Here is the article in full, including the steps that are or could be taken to minimise disruption:
Part four in the series Cheap cheats looks at the difficulty in measuring the effectiveness of carbon offsetting.
"Climate litigation is a growing risk for businesses and bosses alike. Data from the Sabin Centre for Climate Change Law at Columbia University show that in the 1990s a mere handful of cases were brought against companies. The following decade saw about 20. But since 2010 there have been over 110."
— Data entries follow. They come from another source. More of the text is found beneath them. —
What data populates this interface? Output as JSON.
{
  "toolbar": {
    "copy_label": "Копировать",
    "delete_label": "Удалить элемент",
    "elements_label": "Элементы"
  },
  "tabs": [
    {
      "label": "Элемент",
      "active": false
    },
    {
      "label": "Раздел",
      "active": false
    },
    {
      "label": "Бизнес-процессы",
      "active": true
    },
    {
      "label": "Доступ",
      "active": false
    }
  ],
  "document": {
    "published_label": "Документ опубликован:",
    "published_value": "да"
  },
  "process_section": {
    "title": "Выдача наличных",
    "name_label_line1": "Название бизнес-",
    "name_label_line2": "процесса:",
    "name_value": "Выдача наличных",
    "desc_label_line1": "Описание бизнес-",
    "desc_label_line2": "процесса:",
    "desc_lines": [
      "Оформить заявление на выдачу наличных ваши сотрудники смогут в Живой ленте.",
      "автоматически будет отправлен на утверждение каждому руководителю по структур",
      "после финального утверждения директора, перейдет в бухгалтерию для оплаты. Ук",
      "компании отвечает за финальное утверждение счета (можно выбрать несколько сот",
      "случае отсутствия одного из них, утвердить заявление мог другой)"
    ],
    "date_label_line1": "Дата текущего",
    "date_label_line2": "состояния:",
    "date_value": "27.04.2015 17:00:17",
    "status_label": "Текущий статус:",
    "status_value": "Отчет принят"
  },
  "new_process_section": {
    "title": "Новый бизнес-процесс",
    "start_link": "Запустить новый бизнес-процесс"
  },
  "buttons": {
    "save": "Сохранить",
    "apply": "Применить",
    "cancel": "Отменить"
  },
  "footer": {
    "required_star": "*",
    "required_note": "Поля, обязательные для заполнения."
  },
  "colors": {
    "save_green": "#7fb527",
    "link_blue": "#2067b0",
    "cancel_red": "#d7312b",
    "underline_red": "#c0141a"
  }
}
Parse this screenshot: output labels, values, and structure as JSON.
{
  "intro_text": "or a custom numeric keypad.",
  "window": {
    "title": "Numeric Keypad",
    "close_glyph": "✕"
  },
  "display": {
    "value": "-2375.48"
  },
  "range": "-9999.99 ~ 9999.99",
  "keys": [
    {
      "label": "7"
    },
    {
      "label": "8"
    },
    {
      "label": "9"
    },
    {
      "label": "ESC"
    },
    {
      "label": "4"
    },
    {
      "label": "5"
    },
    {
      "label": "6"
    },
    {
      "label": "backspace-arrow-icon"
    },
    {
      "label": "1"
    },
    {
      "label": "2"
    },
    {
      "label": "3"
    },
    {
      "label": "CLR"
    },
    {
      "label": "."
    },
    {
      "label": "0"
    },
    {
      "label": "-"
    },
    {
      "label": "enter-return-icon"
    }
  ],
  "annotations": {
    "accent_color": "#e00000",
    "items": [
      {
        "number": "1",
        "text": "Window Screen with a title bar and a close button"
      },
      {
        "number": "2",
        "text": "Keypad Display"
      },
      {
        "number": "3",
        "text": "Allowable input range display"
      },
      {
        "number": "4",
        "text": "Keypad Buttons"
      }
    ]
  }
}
This fifth report outlines the growing list of paths to litigation against companies and governments which come in three forms:
"The most ambitious are those brought by American states and cities against such oil majors as ExxonMobil and Chevron." If the precedent of lawsuits against Big Tobacco is anything to go by, the costs to Big Oil could be just as high.
"Another type of litigation is cases that look at climate change through the prism of human rights. In December 2019 the Philippines commission on human rights ruled that oil majors could be sued on human-rights grounds. That links two strands of law which were previously largely separate. Thus it will make further litigation more likely, argues Joana Setzer of the Grantham Research Institute in London.
"Then there are cases brought against individual executives. Such actions are common outside the climate-change arena: insolvencies are sometimes followed by shareholder claims against board members. Nigel Brook of Clyde & Co, a law firm, expects this form of climate litigation to grow. Bosses’ duty-of-care obligations will increase as more information about the impact of climate change comes to light. And activist green investors will see this as yet another weapon to use in the fight."
"It is not always bosses in the dock. Across the world, activists are also using the courts against their governments. In December the Dutch supreme court ordered the government to cut the country’s greenhouse-gas emissions by a quarter from 1990 levels by the end of 2020, the first time a court has forced a government to take direct climate action. Two months later a court in London said that the British government’s decision to expand Heathrow airport was unlawful because it had not taken national climate commitments into account. Both cases could have broader implications for businesses, especially utilities and airlines."
The report however does offer some hope for escape from the legal quagmire: "The great hope for businesses harassed by consumers, regulators and lawyers may be technological change. Even lobby groups such as America’s Chamber of Commerce support this. “Innovation is one area everyone can get behind,” says Marty Durbin, head of the chamber’s energy arm. He points to American shale gas, which took off in the 2000s after a technological breakthrough. The price of gas plummeted and its share of American power generation rose from 20% in 2006 to 38% in 2019, overtaking coal. A booming new industry was created that helped America cut emissions."